Avaliar os níveis de aprendizado regularmente: a continuidade da avaliação dos níveis de aprendizagem é importante para monitorar os desafios e os avanços das ações. Os professores também devem estar preparados com materiais para avaliar continuamente a aprendizagem em sala de aula.

Priorizar o ensino dos fundamentos: dedicação de mais tempo de ensino às habilidades fundamentais, como alfabetização, numeramento e habilidades socioemocionais, que permitem a aquisição de habilidades mais complexas.

Incentivo a recomposição e progresso: as diferenças de aprendizagens dentro de uma mesma turma são significativas e será necessário adotar práticas pedagógicas personalizadas para todos os alunos, em especial para aqueles que não adquiriram as habilidades fundamentais. A Tutoria Personalizada (em inglês, Teaching at the right level), que foi elaborada pela ONG Pratham nos anos 2000 e implementada em mais de 16 países, é versátil e transformadora para os alunos mais vulneráveis. O intuito não é substituir o ensino realizado em sala de aula. O sucesso do programa está na alta adaptação do nível de ensino às dificuldades dos alunos, com a utilização de materiais estruturados para esse objetivo.

Desenvolvimento de saúde e bem-estar psicossocial: é importante realizar um balanço sobre as necessidades e recursos disponíveis em diferentes setores, incluindo a formação dos professores. Campanhas de comunicação, incluindo mensagens para a comunidade sobre Covid-19 e saúde mental podem contribuir para o engajamento da escola com as famílias na construção de uma rede de apoio aos alunos.

A recuperação da aprendizagem não acontecerá sem o apoio aos professores. Os novos desafios vão exigir que os docentes estejam ainda mais receptivos às necessidades dos estudantes e é essencial a formação dos professores para lidar com esses desafios e apoiá-los no desenvolvimento de habilidades digitais. Mais do que nunca, a formação dos professores precisa ser prática e focalizada em atividades que dão respostas às dúvidas do professor e a resolver as dificuldades presentes no seu cotidiano imediato.

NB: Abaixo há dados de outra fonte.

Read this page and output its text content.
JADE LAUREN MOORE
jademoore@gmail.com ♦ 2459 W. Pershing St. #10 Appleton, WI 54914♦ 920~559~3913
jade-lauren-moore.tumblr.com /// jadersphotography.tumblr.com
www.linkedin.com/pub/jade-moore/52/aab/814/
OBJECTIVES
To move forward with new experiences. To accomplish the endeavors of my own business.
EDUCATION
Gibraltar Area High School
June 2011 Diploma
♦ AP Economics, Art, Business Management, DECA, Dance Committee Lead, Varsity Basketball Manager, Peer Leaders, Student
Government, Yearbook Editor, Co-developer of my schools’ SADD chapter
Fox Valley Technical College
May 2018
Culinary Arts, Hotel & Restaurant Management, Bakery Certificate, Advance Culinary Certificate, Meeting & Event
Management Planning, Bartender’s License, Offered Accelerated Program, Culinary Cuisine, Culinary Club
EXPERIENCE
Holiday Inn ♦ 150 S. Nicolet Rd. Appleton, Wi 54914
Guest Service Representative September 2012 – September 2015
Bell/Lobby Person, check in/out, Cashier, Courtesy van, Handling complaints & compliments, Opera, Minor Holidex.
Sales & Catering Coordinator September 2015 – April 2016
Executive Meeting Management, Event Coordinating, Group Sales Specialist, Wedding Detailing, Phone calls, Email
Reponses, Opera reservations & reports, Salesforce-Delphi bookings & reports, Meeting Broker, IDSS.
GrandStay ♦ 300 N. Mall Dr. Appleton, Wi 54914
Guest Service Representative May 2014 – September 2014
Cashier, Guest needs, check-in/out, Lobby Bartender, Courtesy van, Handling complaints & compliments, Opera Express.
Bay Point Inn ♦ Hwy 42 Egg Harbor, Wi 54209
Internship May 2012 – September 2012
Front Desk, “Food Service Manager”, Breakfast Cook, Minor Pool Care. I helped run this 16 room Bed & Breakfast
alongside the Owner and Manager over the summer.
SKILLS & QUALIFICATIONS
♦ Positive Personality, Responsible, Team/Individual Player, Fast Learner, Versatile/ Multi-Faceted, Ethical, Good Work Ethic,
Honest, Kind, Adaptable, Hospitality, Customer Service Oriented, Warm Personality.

Ao redor do mundo, vários os países estão começando a implementar políticas para enfrentar os impactos da pandemia na educação. E o Brasil saiu na frente com o recente lançamento da Política Nacional para Recuperação das Aprendizagens elaborada pelo Ministério da Educação, em escuta com as redes estaduais e municipais. Dentre as iniciativas destacam-se: elaboração de um Sistema de Alerta Preventivo e de uma plataforma de Acompanhamento Personalizado de Aprendizagem, com disponibilização de testes diagnósticos na escala do Saeb para agrupamentos de alunos; de materiais pedagógicos estruturados e de recursos financeiro para pagamento dos monitores. Para fortalecer ainda mais o atendimento aos mais vulneráveis na recuperação da aprendizagem, os estados e municípios do Norte e Nordeste estão sendo focalizados nos programas do Ministério da Educação, incluindo financiamento do Banco Mundial.

Sem uma ação política imediata, os impactos da pandemia podem perdurar por gerações. É necessário agir com políticas baseadas em evidências e na cooperação entre os entes federativos, para transformar a crise em uma oportunidade e construir sistemas educacionais mais inclusivos, eficientes e equitativos. O Brasil já deu o primeiro passo nesse sentido.

Esta coluna foi escrita em colaboração com meus colegas do Banco Mundial especialistas em educação Leandro Costa, economista sênior, e Fátima Alves, consultora.